Our Story
Where We Entered
We entered this work through Merkato, a place full of movement, skill, and creativity that is also shaped by constant pressure to survive day to day. Our first encounters were with women who weave, design, and sell handmade garments whose work is visible throughout the market while the people behind it remain largely unrecognized beyond their immediate surroundings. What initially appeared to be a market access issue gradually revealed itself as something deeper, not a lack of talent but a lack of visibility, stability, and control.

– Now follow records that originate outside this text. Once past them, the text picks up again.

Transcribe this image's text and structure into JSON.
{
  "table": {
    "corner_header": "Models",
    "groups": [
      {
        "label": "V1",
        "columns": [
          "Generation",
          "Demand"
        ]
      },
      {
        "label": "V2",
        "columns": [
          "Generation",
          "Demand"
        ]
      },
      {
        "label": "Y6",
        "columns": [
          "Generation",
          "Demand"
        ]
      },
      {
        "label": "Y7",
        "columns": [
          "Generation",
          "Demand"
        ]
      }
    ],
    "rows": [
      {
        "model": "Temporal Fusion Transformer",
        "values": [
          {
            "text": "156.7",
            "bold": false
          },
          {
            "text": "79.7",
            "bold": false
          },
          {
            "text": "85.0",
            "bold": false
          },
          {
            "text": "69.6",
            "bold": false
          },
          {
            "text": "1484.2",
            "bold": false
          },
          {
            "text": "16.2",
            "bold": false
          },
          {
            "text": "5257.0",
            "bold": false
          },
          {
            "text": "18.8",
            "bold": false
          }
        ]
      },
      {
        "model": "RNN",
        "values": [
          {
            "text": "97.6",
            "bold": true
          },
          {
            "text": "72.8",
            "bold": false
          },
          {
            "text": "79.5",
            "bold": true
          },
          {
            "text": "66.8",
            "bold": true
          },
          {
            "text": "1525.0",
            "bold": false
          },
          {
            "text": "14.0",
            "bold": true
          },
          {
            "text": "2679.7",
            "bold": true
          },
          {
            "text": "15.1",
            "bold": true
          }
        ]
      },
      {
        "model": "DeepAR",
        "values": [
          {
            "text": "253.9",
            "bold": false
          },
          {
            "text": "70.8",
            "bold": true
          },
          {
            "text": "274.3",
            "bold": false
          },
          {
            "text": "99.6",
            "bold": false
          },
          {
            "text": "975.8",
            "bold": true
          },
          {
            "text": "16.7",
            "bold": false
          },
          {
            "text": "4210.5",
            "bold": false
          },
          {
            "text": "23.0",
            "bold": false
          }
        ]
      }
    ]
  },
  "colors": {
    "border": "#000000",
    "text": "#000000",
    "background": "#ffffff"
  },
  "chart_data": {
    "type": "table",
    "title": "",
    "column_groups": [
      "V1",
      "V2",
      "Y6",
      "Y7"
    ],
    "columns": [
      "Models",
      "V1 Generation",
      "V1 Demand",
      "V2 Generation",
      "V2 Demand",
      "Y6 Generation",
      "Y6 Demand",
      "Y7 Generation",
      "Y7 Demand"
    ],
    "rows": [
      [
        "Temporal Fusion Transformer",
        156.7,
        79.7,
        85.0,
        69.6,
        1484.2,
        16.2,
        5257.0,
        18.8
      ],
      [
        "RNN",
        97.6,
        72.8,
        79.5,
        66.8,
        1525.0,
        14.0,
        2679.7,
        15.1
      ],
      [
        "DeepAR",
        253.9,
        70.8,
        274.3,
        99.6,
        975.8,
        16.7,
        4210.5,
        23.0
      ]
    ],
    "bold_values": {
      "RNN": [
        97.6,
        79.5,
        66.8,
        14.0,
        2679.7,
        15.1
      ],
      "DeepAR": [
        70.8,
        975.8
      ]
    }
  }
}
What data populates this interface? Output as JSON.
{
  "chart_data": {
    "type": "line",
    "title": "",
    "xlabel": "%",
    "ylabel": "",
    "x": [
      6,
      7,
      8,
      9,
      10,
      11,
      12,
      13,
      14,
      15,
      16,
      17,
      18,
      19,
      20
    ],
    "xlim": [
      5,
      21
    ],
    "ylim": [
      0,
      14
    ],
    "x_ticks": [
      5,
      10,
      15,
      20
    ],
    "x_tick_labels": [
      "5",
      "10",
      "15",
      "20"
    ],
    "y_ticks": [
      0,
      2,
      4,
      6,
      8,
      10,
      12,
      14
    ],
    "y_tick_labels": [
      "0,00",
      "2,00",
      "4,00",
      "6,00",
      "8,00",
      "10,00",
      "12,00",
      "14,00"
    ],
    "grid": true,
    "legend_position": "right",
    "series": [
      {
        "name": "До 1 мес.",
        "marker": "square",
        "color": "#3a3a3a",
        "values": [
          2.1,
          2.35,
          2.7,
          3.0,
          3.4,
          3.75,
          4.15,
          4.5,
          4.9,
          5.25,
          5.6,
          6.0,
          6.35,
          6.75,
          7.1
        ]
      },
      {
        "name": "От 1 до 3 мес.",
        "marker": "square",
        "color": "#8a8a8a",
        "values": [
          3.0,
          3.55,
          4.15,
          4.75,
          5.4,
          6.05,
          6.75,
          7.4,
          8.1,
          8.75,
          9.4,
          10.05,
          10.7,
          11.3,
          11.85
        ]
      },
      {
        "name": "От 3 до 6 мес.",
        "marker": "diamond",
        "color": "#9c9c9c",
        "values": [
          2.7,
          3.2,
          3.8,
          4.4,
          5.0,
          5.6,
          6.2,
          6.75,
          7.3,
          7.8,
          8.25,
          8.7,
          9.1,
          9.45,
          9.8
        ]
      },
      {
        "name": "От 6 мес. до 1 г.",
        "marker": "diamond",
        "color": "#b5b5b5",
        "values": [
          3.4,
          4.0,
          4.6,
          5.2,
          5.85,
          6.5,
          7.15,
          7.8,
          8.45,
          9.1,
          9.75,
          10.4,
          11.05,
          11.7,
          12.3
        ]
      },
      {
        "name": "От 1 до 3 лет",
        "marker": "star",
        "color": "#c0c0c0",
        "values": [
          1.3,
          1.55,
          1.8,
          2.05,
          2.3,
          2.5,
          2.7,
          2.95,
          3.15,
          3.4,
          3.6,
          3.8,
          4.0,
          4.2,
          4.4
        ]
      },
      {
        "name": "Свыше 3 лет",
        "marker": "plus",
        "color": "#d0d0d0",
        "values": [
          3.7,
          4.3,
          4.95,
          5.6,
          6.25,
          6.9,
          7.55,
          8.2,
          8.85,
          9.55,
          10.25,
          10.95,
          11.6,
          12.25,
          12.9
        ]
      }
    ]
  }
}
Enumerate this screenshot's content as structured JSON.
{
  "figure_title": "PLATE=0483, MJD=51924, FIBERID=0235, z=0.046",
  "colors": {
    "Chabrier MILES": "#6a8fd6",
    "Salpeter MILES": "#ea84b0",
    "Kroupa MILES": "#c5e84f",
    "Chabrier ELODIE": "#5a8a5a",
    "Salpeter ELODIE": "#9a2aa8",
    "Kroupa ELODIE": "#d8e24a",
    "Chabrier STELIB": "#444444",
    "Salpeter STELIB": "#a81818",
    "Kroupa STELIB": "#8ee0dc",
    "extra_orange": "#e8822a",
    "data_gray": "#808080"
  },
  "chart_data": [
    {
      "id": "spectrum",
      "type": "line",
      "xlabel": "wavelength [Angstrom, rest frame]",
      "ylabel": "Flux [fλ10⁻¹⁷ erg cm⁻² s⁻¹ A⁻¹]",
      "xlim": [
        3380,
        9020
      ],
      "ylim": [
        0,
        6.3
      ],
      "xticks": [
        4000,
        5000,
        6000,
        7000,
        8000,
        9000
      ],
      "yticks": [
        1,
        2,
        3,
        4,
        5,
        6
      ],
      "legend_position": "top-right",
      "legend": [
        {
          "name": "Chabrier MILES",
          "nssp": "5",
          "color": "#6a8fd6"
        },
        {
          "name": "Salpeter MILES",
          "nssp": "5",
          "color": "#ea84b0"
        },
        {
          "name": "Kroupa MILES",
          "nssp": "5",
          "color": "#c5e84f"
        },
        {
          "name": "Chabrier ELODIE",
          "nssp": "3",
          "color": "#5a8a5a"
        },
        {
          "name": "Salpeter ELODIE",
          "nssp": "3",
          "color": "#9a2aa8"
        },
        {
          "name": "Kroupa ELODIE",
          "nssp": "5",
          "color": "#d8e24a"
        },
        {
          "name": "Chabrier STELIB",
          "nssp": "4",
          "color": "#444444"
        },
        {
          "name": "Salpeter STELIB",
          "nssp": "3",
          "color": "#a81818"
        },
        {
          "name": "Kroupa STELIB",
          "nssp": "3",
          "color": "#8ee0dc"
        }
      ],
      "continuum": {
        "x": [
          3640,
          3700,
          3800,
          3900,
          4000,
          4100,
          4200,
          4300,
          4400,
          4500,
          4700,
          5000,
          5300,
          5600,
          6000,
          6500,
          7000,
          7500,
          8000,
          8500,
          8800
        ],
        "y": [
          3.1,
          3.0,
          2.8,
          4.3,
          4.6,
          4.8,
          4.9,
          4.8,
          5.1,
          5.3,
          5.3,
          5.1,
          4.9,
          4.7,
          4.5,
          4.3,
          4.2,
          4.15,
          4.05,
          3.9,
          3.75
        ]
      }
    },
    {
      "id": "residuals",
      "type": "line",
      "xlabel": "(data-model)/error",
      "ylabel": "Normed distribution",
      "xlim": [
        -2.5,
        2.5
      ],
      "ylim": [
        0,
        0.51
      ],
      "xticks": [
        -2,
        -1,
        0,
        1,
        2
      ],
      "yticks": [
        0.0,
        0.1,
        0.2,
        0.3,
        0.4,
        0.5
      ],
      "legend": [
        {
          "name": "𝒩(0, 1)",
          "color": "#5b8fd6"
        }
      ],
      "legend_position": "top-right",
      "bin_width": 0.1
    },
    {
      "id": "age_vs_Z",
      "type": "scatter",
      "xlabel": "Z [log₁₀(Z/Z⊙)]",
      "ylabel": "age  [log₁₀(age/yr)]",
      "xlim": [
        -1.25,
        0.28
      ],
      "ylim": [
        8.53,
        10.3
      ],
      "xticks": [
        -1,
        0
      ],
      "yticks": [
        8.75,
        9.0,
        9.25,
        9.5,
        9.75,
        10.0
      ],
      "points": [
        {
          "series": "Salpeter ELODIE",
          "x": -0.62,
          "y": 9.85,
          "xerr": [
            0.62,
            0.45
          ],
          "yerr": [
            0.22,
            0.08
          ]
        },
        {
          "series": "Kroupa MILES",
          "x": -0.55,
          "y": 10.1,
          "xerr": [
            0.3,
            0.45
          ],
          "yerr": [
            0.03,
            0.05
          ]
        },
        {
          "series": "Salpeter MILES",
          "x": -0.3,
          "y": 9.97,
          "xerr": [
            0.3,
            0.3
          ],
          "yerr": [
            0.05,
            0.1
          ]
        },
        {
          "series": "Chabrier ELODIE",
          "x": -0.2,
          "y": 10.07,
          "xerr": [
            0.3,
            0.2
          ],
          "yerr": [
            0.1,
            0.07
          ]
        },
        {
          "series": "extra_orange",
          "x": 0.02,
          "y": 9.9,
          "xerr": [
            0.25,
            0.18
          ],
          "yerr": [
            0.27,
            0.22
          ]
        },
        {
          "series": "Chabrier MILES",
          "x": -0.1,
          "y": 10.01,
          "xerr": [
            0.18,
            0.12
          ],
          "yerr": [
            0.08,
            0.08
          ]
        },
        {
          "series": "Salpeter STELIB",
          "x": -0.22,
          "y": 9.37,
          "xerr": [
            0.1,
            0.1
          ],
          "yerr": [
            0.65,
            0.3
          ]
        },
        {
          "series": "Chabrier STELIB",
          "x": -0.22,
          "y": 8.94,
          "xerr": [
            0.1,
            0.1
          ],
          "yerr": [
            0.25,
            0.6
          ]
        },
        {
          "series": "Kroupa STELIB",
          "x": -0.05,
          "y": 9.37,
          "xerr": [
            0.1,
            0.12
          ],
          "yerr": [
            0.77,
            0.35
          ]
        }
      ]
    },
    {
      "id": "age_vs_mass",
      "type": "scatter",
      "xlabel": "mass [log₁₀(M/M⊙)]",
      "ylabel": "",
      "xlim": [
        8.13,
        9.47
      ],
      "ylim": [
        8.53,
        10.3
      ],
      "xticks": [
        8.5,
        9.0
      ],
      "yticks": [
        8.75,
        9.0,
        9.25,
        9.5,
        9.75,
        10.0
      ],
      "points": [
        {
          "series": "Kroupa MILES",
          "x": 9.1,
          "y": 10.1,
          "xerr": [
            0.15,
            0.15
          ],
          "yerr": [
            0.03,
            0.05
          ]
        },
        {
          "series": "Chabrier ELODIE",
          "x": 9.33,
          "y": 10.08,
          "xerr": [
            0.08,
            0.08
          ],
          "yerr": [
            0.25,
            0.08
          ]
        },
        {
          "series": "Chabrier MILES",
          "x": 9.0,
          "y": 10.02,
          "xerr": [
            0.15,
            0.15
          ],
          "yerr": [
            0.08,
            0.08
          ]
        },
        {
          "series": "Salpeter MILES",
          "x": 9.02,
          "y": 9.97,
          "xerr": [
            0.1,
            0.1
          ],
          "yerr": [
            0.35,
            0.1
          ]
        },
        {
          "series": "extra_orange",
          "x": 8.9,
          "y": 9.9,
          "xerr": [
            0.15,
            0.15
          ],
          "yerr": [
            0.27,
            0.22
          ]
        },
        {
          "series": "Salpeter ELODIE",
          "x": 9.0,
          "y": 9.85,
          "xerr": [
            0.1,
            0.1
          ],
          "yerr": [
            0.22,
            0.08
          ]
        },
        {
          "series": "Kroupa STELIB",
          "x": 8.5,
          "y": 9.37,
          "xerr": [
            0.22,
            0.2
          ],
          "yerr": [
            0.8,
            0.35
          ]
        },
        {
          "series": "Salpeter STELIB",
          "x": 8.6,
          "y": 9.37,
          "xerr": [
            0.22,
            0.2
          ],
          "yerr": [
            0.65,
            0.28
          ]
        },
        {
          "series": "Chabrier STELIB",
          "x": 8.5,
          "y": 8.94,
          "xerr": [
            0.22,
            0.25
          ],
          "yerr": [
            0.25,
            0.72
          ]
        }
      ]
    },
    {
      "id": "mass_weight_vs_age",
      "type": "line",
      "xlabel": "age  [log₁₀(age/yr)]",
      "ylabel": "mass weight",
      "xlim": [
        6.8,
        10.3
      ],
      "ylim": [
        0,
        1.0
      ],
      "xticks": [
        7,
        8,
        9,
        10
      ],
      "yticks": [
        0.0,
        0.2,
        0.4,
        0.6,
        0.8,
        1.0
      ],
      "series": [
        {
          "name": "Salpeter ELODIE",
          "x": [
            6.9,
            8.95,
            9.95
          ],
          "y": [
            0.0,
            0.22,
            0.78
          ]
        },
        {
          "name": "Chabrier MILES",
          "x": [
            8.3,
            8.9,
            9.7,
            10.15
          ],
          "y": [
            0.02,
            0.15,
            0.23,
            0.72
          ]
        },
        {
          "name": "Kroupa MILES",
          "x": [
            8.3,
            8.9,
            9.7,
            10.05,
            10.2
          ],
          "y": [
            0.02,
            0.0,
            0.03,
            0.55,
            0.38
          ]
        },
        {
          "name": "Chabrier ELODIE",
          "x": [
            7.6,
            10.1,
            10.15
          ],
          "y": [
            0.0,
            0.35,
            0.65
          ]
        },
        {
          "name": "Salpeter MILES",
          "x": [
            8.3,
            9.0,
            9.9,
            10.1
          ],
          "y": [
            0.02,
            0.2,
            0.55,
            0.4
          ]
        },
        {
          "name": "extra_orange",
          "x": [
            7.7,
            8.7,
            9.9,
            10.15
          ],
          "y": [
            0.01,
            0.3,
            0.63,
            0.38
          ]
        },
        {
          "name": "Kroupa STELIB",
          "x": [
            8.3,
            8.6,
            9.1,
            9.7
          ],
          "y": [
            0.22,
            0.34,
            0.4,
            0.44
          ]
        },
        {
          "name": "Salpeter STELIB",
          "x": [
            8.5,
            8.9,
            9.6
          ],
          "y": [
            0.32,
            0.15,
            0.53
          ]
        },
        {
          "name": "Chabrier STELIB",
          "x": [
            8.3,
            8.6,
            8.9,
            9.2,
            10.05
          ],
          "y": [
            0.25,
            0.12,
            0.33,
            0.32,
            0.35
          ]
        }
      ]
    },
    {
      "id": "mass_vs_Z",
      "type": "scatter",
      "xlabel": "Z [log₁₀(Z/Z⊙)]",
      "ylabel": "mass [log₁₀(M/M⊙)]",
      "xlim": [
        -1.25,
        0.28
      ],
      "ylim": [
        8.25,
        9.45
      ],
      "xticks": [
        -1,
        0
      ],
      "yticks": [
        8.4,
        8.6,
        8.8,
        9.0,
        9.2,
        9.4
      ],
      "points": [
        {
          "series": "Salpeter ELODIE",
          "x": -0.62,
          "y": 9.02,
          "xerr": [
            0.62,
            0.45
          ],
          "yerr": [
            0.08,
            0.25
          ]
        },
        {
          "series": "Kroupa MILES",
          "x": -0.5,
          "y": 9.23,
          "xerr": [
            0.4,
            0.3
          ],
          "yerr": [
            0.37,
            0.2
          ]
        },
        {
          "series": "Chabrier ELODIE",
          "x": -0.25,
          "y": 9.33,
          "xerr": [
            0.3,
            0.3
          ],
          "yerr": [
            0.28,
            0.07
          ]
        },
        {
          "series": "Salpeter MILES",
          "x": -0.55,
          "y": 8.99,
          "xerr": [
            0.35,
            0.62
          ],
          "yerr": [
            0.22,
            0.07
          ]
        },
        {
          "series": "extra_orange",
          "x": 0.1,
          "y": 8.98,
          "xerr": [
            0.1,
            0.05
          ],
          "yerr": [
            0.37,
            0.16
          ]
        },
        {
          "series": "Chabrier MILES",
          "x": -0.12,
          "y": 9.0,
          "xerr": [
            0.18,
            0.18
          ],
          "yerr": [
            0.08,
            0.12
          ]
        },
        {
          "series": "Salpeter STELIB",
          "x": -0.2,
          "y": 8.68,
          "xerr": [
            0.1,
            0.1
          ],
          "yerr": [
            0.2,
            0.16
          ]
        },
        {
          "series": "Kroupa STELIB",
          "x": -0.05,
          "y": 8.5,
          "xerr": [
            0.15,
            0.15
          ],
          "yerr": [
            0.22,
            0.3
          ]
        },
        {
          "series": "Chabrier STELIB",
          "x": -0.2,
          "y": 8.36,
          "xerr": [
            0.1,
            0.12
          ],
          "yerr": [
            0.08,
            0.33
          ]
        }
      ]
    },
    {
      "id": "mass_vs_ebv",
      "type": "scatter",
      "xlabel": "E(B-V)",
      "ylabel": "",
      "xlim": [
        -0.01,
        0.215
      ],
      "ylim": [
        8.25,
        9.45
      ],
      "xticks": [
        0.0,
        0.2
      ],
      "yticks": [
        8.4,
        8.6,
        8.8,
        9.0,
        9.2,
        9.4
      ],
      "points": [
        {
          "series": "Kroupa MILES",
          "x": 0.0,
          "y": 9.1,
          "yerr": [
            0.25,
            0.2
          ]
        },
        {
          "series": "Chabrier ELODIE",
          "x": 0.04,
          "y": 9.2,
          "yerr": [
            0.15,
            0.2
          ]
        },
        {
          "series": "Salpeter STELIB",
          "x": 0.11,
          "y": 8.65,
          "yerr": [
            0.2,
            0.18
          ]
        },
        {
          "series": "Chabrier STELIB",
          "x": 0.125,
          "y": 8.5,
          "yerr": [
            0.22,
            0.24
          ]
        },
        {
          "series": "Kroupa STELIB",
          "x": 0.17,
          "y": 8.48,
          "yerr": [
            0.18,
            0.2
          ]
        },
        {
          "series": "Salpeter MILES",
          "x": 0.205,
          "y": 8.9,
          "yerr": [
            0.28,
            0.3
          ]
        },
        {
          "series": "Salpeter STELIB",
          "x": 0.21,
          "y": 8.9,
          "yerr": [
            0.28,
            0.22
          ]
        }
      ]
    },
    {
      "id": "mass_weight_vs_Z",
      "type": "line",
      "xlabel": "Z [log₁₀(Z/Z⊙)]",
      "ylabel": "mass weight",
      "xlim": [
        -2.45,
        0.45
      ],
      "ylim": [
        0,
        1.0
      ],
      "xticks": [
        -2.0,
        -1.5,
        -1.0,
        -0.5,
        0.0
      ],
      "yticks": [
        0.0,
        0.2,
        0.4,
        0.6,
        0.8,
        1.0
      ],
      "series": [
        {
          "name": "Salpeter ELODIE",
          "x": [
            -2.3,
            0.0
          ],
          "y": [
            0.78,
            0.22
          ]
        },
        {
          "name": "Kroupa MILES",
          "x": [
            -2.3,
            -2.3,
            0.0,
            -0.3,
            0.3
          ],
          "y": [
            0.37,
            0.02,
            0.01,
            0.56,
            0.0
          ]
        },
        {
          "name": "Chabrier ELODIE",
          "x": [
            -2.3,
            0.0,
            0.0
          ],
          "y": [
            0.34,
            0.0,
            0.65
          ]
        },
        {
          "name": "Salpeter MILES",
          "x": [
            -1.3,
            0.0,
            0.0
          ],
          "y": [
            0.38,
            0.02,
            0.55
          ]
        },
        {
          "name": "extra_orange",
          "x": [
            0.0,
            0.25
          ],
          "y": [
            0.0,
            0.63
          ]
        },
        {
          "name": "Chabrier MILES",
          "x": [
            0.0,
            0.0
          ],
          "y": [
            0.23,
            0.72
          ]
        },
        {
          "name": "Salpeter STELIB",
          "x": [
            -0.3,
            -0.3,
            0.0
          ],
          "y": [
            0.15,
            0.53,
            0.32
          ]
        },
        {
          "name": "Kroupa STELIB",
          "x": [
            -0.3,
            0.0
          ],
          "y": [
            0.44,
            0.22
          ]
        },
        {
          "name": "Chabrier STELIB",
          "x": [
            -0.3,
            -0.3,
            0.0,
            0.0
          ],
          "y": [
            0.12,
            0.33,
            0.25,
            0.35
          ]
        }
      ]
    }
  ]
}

What We Heard and Observed
As we spent time listening, the same stories surfaced repeatedly as female startup weavers explained that they rely heavily on middlemen to reach customers because stall rents are high, foot traffic is unpredictable, and marketing is almost entirely informal. Many sell high quality products yet struggle to explain their value or reach buyers beyond the local market, leading to constant income fluctuations where one good week can be followed by several difficult ones, making planning hard and long term growth feel risky. What stood out most was not the absence of buyers but the absence of a trusted bridge between artisans and the people who want to support them, and these lived realities are documented more fully in our Community Essence Map.
Where the System Breaks
As we mapped the ecosystem, the fragmentation became clear, with artisans operating individually, middlemen controlling access, and buyers lacking direct relationships with creators, leaving no shared platform that represents the collective strength of these women. Because there is no trusted digital space, artisans remain invisible beyond Merkato, buyers struggle to verify authenticity, and cultural products lose both value and story, while intermediaries benefit and creators remain economically insecure. The full ecosystem and the power dynamics within it are explored further in our Stakeholder Map.
Naming the Real Challenge
At first, we framed the challenge as building an online marketplace, but that framing did not go far enough. The deeper issue is that female artisans are producing cultural and economic value without controlling how that value is presented, trusted, or sustained, and without a shared and trusted space their work remains undervalued, their income remains unstable, and their cultural contribution risks being diluted or lost. This understanding shaped how we articulated our Problem Statement by moving beyond commerce toward dignity and long term empowerment.
How We Changed
This process changed how we think about platforms by shifting our view of technology from a sales channel to a form of representation. Listening to these women made it clear that empowerment is not only about selling more but about being seen clearly, fairly, and on their own terms, since any platform that extracts value or treats artisans as listings would fail the people it claims to support. We also realized that trust must work in both directions, with buyers needing confidence in authenticity and artisans needing confidence that their work and identity are respected, and this internal shift is reflected more deeply in our Team Reflection.
The Direction Forward
This work points toward a shared space rather than simply an online store, where female weavers control their narrative, buyers connect directly with creators, cultural products retain their meaning, and income becomes more predictable and dignified. Any future solution must balance reach with respect, because in communities like Merkato economic empowerment begins with being seen rather than merely being sold.